The project aims to reduce long-standing financing barriers that have limited MSME growth, constrained job creation, and restricted the country’s economic potential.
MSMEs: The Backbone of Uzbekistan’s Economy
In Uzbekistan:
-
MSMEs represent 90% of all businesses
-
Employ 75% of the population
-
Generate 55% of national GDP
Despite their importance, MSMEs face significant challenges accessing the capital needed to grow:
-
Over one-third do not have a bank account
-
Fewer than 30% of sales are digital or electronic
-
Only 10% of small and 16% of medium firms can access bank loans
-
MSMEs require an estimated $13 billion in credit, but face a $6 billion financing gap
The constraints are even more severe for women-led MSMEs, which represent roughly one-third of registered enterprises but receive only 14% of MSME loans. Nearly one in four women-led firms cite financing as their top operational barrier.
Addressing the Private Equity Gap
There is also rising interest among SMEs in seeking private equity to scale their operations. Yet:
-
Equity demand is $20–30 billion
-
Only $2 billion in total committed capital exists across the three private equity funds currently operating in Uzbekistan
This enormous gap limits innovation, business expansion, and the launch of high-growth ventures.
How the FINGROW Project Will Work
The World Bank–financed initiative will strengthen the institutional capacity of the Entrepreneurship Development Company (EDC) under the Ministry of Economy and Finance. Newly created, professionally managed EDC subsidiaries will:
-
Provide loan guarantees to MSMEs through banks and microfinance institutions
-
Facilitate private equity investments in high-potential enterprises
-
Improve coordination between government, lenders, and private investors
-
Promote financing specifically targeted at women and youth-led businesses
According to Najy Benhassine, World Bank Regional Director for Central Asia:
“By driving financial innovation and strengthening institutions tasked with expanding access to capital, the FINGROW Project is unlocking opportunities for high-growth businesses in Uzbekistan—fueling entrepreneurship and creating more and better-paid jobs, including for women and youth.”
Expected Results by 2030
The project is projected to deliver far-reaching economic and social benefits:
Expanded Access to Finance
-
7,000 MSMEs will gain access to loans
-
4,500 of these will be women and youth-led businesses
Job Creation
-
100,000 new and better-paid jobs expected
-
More than 50% anticipated to be filled by women and young people
Private Equity Development
-
Up to 70 high-growth SMEs will receive equity financing and technical support
-
A substantial share will be led by women or youth entrepreneurs
Mobilizing Private Capital
-
EDC subsidiaries, partnering with banks and investors, will catalyze $500 million in additional private financing, enabling significantly more MSMEs to access credit or equity capital.

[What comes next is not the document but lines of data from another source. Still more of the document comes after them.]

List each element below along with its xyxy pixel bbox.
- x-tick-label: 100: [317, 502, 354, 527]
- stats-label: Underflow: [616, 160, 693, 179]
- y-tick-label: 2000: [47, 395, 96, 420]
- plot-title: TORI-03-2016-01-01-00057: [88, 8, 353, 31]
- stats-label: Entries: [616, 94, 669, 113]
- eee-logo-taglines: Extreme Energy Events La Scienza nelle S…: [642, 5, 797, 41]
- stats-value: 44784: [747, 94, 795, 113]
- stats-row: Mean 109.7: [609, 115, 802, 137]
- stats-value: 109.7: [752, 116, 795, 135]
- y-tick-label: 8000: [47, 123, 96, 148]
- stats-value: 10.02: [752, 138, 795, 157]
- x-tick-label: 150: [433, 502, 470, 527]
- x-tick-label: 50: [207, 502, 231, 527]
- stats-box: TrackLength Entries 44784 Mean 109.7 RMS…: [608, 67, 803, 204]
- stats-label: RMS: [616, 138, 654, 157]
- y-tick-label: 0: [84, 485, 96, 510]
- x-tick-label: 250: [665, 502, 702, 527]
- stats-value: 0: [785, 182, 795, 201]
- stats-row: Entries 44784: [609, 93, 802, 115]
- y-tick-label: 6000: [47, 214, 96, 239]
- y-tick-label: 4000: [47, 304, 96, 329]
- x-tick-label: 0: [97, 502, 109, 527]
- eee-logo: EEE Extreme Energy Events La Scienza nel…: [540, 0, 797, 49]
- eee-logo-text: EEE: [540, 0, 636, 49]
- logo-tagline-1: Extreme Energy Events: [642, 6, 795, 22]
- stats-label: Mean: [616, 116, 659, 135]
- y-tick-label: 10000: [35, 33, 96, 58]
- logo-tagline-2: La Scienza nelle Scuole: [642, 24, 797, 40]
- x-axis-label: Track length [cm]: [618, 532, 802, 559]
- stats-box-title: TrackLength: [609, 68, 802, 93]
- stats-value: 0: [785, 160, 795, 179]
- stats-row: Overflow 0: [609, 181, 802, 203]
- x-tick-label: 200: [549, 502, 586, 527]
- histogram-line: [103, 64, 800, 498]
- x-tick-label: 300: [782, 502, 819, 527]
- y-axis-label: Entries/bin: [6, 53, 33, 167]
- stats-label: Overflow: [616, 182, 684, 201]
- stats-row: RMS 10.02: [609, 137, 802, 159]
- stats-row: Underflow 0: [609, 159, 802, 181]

Part of a Wider Regional Program
Uzbekistan’s project forms part of the broader $4 billion FINGROW Program, a major World Bank Group regional initiative designed to:
-
Expand access to financial services for MSMEs
-
Accelerate enterprise growth
-
Support private sector development
-
Create 3.5 million jobs across Europe and Central Asia
Along with Türkiye, Uzbekistan is among the first beneficiaries of this program in the region.